Downloaded, and will use, the Excelchart. One quibble...how can anybody who

adores Cary Grant also have a soft spot for Mel Gibson???

I live in ish borders near Kelso. we have a good local hospital and

yes, so far (twice) i've seen same consultant. My monitoring has probably

not been poor as you suggest, but messed up due to holidays (mine and

consultants). My next blood test is 27/10/03 and consultant has promised to

get results to me pronto.

My results to date are 11th. Aug. FT4 = 7 (8-21), T3 = 1.4 (1.1-2.8), TSH =

0.04, TRAB = 5.2 (0-1.50) and 29th. Sept.
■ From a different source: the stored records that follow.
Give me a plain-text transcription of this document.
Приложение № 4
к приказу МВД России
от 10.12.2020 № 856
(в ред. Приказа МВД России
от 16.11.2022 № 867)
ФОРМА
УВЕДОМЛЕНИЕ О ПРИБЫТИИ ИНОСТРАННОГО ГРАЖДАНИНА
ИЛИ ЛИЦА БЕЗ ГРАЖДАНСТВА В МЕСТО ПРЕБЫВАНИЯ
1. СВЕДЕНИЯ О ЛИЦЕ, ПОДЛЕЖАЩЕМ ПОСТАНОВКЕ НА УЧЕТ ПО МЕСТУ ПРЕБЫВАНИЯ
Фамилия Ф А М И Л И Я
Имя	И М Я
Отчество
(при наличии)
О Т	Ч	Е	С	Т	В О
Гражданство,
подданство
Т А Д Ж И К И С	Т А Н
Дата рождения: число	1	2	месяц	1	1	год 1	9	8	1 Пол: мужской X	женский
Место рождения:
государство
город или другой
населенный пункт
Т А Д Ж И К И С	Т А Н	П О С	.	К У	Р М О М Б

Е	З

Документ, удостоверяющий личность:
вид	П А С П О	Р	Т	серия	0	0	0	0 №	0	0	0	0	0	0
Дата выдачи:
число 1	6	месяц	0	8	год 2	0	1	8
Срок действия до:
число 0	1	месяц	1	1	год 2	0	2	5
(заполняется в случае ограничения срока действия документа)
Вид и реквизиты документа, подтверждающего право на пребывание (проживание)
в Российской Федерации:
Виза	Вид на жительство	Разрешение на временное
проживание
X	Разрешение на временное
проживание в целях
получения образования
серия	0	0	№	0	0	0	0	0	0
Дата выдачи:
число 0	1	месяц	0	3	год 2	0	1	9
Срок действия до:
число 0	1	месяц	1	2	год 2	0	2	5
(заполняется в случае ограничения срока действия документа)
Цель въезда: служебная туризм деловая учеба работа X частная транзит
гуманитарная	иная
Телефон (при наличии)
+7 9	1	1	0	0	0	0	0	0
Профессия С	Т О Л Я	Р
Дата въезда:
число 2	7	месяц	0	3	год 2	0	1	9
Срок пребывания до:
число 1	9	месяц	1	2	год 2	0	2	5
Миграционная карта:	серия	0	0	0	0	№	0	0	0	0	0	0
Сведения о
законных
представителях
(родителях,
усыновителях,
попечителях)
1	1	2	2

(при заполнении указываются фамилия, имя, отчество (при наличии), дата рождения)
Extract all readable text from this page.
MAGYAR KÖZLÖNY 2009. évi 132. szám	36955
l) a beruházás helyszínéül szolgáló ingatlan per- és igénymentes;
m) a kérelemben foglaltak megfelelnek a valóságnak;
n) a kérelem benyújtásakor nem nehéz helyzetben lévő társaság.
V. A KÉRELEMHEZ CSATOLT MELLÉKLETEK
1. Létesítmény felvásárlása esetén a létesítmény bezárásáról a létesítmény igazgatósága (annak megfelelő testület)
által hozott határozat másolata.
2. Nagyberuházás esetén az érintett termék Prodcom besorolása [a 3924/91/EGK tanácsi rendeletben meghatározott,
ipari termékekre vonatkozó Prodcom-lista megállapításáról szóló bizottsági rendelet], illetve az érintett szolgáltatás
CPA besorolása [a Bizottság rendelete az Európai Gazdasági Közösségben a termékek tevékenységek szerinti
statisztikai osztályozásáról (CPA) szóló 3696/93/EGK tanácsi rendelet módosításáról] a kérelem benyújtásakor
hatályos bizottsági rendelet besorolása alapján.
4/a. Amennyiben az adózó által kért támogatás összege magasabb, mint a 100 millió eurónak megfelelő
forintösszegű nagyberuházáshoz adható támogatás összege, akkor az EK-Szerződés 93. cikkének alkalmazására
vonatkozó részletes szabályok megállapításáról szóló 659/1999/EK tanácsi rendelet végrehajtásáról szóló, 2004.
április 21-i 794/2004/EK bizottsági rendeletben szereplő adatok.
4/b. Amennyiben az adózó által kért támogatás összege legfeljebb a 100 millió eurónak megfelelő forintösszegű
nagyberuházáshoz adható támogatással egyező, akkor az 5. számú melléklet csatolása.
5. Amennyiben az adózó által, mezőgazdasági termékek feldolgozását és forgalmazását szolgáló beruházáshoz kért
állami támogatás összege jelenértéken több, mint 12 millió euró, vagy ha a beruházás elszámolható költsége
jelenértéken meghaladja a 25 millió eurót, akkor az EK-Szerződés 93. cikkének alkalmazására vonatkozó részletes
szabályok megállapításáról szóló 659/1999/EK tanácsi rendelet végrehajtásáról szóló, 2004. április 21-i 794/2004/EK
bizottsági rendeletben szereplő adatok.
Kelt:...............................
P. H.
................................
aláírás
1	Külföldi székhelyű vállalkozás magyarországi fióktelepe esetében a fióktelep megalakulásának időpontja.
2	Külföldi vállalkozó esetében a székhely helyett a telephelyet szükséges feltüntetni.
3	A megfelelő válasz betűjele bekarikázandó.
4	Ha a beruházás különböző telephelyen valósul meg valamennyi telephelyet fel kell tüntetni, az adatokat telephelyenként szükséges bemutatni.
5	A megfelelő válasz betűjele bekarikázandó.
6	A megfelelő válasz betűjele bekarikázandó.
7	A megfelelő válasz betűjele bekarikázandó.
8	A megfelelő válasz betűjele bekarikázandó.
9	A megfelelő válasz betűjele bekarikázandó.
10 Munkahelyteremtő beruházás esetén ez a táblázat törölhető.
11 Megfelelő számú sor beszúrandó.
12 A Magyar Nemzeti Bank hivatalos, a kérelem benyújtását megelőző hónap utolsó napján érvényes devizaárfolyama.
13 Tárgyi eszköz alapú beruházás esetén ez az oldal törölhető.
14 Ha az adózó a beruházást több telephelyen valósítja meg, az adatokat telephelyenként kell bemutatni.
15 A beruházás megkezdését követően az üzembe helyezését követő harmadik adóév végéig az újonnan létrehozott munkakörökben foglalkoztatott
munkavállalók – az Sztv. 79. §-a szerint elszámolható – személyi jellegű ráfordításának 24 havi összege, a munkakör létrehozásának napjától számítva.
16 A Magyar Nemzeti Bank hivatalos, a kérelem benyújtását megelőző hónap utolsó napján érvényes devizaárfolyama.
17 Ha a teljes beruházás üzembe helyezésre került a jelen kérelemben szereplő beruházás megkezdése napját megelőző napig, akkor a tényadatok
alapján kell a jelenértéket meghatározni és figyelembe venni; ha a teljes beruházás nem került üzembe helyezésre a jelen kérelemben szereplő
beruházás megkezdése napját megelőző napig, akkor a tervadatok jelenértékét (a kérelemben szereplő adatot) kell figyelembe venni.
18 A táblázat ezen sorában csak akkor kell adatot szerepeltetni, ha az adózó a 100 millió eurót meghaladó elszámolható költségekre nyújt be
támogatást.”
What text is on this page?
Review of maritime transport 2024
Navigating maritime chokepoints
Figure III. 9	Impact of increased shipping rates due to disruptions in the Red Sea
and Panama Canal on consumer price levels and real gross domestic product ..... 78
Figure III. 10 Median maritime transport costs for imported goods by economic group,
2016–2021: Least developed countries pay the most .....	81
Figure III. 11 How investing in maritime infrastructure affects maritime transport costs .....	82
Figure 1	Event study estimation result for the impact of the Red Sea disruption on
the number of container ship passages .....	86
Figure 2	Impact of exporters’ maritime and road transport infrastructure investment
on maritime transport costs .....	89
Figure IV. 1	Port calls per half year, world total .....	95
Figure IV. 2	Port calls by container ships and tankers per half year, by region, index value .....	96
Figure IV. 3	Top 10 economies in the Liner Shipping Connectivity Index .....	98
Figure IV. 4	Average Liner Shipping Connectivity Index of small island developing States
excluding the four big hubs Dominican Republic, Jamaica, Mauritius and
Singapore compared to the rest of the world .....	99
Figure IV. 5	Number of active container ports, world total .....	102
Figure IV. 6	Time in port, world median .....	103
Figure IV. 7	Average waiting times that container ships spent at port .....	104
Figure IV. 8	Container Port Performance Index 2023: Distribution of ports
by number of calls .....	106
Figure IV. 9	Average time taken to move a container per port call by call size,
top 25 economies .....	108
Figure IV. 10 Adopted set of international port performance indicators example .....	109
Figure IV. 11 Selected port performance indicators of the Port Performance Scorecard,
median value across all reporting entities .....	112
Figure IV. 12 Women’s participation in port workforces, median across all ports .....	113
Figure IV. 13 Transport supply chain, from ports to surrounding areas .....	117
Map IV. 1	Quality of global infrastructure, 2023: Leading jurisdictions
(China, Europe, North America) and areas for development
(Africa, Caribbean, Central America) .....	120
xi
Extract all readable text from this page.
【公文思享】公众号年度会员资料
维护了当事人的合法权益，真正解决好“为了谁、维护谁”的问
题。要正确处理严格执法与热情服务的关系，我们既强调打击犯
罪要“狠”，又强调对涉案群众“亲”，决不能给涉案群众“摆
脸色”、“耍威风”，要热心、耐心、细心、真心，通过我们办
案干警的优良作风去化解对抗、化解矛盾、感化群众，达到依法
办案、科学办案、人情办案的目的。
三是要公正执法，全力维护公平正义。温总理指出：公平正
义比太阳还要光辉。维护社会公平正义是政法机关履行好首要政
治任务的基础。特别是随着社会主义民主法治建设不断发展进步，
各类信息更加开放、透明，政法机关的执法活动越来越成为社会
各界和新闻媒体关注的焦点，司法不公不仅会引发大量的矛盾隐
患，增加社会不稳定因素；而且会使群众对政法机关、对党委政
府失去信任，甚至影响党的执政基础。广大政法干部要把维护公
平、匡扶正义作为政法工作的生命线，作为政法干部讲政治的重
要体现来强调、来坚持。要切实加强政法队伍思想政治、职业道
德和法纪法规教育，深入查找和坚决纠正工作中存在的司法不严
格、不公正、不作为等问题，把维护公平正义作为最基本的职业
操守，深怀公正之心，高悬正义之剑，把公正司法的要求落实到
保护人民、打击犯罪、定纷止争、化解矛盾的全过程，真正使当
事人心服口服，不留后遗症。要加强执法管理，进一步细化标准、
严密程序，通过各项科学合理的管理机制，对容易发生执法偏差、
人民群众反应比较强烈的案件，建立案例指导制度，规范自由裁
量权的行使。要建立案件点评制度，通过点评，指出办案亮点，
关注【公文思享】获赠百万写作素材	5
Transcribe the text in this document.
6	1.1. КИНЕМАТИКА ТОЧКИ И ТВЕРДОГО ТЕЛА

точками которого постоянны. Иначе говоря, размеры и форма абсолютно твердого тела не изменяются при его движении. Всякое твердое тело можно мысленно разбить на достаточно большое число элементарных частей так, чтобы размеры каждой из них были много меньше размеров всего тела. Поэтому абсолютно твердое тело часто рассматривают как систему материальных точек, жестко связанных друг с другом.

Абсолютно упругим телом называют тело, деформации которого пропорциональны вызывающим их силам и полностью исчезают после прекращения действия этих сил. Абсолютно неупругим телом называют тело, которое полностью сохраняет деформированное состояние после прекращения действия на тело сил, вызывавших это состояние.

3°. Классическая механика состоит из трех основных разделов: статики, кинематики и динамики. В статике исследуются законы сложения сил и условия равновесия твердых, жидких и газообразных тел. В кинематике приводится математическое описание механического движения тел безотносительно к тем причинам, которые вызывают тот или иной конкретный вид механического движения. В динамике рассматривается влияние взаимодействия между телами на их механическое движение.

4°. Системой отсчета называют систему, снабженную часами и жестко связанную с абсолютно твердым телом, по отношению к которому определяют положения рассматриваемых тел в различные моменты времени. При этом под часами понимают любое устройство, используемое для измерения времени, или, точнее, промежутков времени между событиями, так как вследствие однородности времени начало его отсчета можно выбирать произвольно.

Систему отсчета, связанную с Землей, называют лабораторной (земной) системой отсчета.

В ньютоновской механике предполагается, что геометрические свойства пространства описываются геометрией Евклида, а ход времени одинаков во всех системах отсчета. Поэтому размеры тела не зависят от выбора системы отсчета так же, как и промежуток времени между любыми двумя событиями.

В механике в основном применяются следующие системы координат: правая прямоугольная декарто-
TSH 19.= 19.67, FT4 = 5.0, T3 =

1.6. Unless requested, it is T3 not FT3 being tested for down here.

The 5 mgs dose of ATDs seems to be fine at moment but I predict another

swing to be seen in my next test.

I really need to get the thyroid tuned up so that i clear the way for

neurological investigation into my other underlying condition (suspected

Parkinsons...but I hope not!!!).

keep well you folks out there,

Bob Q.

Hi Bob,

>

> I'm in Scotland also. Whereabouts are you? I'm in Aberdeen.

>

> We really need to know your labs ranges as well as the result, as

> they are different for each lab. However, if I look at those results

> using my lab ranges (which are pretty similar - but not the same -

> around the UK) you are very hypOthyroid. Was it just T3 or Free T3?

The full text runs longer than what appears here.